The guns on top of 'A' and 'Y' turrets were removed in 1915–16. The aftermost 3-pounder guns on the superstructure were removed during 1917 as well as the guns on top of the forward 9.2-inch wing turrets. This reduced her total to twenty 3-pounder guns, excluding the AA guns. Some of these guns were landed at Murmansk while she was based there. Seventeen 3-pounders were on board when she was lost in 1919, but it is unclear if that total includes the AA guns. Cochranes foremast was converted to a tripod mast to support the weight of a fire-control director in 1917, but the director was not actually fitted until August 1918.

==Construction and career==
Cochrane was laid down on 24 March 1904 and launched on 28 May 1905 at Fairfield Shipbuilding and Engineering, Govan, Scotland. The ship was commissioned with a nucleus crew on 18 February 1907 and cost £1,193,121. She "joined the Nore Division of the Home Fleet on 6 March 1907 and shortly afterwards was brought into full commission for service with the 5th Cruiser Squadron. On 1 April 1909 she recommissioned for service with the 2nd Cruiser Squadron with which she remained until September 1917." She escorted the Royal Yacht Medina in 1911–1912. Cochrane, accompanied by her sister and three other armoured cruisers were sent to reinforce the defences of the Shetland Islands on 2 August 1914, days before the start of the First World War. She, and her squadron, were assigned to the Grand Fleet for most of the First World War. She took part in the Battle of Jutland on 31 May-1 June 1916, along with the armoured cruisers , , and under the command of Rear-Admiral Herbert Heath. However, the ship remained unengaged throughout the battle, and did not fire her 9.2 or 7.5-inch guns at all.

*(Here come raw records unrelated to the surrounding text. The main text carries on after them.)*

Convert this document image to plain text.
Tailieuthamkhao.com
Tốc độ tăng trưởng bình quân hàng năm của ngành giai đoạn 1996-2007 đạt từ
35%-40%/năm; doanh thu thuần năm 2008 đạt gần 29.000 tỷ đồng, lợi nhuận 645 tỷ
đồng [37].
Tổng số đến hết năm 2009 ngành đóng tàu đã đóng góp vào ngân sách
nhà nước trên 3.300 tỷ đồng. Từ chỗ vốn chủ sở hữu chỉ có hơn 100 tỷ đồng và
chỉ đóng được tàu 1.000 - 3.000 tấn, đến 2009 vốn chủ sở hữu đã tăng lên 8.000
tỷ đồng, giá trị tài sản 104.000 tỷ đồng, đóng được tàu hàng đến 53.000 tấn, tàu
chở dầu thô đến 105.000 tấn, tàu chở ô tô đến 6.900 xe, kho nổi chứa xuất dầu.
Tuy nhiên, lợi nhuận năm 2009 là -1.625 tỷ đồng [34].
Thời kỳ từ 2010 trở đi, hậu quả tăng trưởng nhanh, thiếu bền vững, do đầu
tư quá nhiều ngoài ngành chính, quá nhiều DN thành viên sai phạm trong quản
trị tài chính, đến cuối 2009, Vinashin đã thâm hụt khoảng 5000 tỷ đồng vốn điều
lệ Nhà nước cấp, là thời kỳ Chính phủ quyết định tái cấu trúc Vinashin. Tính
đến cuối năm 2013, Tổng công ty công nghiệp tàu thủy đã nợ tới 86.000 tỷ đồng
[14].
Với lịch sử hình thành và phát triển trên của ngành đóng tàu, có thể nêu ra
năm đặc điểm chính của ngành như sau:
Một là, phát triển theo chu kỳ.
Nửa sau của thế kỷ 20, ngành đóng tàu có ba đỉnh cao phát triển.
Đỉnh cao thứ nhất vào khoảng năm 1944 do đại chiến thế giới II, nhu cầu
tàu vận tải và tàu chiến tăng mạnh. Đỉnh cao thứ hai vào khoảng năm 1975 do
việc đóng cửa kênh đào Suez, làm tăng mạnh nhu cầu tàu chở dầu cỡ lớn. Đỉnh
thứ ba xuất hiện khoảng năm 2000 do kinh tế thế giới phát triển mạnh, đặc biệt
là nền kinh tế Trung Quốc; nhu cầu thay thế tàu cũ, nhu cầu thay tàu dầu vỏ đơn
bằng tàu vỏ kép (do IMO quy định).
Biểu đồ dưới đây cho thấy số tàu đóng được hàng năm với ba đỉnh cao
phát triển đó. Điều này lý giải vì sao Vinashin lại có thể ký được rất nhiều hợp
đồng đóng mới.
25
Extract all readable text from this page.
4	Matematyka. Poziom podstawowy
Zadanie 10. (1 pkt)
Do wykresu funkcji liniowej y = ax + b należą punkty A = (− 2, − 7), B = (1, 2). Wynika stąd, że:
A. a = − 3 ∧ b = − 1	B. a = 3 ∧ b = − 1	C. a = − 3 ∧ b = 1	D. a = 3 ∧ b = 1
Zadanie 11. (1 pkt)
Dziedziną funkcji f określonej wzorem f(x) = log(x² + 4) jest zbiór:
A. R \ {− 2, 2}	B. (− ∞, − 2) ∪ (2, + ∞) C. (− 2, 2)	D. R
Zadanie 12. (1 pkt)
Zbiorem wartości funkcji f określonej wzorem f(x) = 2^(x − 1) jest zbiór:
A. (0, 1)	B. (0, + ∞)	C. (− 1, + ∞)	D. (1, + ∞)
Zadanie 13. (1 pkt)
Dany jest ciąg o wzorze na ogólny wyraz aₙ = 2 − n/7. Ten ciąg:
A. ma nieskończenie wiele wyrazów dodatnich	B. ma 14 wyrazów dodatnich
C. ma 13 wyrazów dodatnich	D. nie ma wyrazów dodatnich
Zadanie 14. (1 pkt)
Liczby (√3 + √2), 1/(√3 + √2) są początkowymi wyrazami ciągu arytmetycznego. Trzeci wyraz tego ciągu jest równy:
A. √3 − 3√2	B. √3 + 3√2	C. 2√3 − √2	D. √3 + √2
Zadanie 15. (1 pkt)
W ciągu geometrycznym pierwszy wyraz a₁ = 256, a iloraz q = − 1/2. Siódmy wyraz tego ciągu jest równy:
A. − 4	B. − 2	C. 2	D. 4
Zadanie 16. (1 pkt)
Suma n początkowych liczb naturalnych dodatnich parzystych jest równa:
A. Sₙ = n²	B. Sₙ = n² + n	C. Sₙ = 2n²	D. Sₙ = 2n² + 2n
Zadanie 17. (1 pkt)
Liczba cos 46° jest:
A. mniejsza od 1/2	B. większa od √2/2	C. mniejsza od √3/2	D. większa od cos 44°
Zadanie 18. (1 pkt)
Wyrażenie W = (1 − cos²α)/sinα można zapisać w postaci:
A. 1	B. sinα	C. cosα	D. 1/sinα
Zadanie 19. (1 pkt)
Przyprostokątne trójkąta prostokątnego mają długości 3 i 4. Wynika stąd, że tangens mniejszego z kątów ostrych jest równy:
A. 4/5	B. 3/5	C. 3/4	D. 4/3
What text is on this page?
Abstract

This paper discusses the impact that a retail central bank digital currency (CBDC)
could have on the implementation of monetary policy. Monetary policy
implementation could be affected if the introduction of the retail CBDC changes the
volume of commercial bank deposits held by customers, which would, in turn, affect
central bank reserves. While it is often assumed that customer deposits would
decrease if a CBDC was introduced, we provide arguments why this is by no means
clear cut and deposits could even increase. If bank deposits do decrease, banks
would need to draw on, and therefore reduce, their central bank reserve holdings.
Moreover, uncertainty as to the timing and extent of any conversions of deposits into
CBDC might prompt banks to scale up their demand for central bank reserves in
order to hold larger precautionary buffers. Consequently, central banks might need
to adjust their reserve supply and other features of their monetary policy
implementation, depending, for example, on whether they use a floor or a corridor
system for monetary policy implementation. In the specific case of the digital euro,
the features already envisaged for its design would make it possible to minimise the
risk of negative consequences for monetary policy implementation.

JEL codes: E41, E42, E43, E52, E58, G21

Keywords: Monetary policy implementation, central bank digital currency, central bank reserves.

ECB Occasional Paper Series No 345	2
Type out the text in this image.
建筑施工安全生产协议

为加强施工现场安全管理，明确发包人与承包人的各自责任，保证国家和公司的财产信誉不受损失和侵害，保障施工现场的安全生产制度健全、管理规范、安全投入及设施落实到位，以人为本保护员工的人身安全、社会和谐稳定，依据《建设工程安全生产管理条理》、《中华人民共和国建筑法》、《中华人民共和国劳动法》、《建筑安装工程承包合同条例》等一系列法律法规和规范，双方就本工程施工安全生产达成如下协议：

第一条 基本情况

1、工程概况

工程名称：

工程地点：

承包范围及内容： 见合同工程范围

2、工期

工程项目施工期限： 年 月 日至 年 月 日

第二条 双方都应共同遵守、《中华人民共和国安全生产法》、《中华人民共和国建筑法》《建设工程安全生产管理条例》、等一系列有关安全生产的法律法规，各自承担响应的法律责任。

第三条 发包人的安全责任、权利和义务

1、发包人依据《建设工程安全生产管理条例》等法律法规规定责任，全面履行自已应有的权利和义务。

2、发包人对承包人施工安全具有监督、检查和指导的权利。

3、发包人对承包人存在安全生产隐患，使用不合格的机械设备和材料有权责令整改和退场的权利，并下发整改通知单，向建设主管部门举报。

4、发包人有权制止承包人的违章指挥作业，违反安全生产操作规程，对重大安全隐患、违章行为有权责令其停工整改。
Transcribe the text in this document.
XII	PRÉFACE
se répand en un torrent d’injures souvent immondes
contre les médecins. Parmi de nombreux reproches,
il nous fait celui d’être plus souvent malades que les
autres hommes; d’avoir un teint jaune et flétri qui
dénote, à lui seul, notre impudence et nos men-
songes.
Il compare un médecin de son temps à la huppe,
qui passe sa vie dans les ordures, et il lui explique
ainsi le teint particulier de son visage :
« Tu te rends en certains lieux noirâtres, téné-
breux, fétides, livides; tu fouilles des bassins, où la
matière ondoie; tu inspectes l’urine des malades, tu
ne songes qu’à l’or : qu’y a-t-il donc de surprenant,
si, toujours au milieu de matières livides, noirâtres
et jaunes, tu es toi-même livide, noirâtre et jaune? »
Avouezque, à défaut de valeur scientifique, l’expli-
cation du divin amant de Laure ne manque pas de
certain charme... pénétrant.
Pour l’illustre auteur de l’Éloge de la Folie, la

Cochrane was transferred to the North America and West Indies Station, with its headquarters and Royal Naval Dockyard at the Imperial fortress colony of Bermuda, in November 1917, but rejoined the 2nd Cruiser Squadron early in 1918. She was based in Murmansk between March and September 1918 during the Allied intervention in the Russian Civil War. She ferried Soviet troops to Pechenga on 3 May to forestall an attempt by White Finns to seize the town. On 14 November 1918 she was stranded in the Mersey Estuary while under the control of a pilot and later broke in two, becoming a total loss. The wreck had been broken up in situ by June 1919.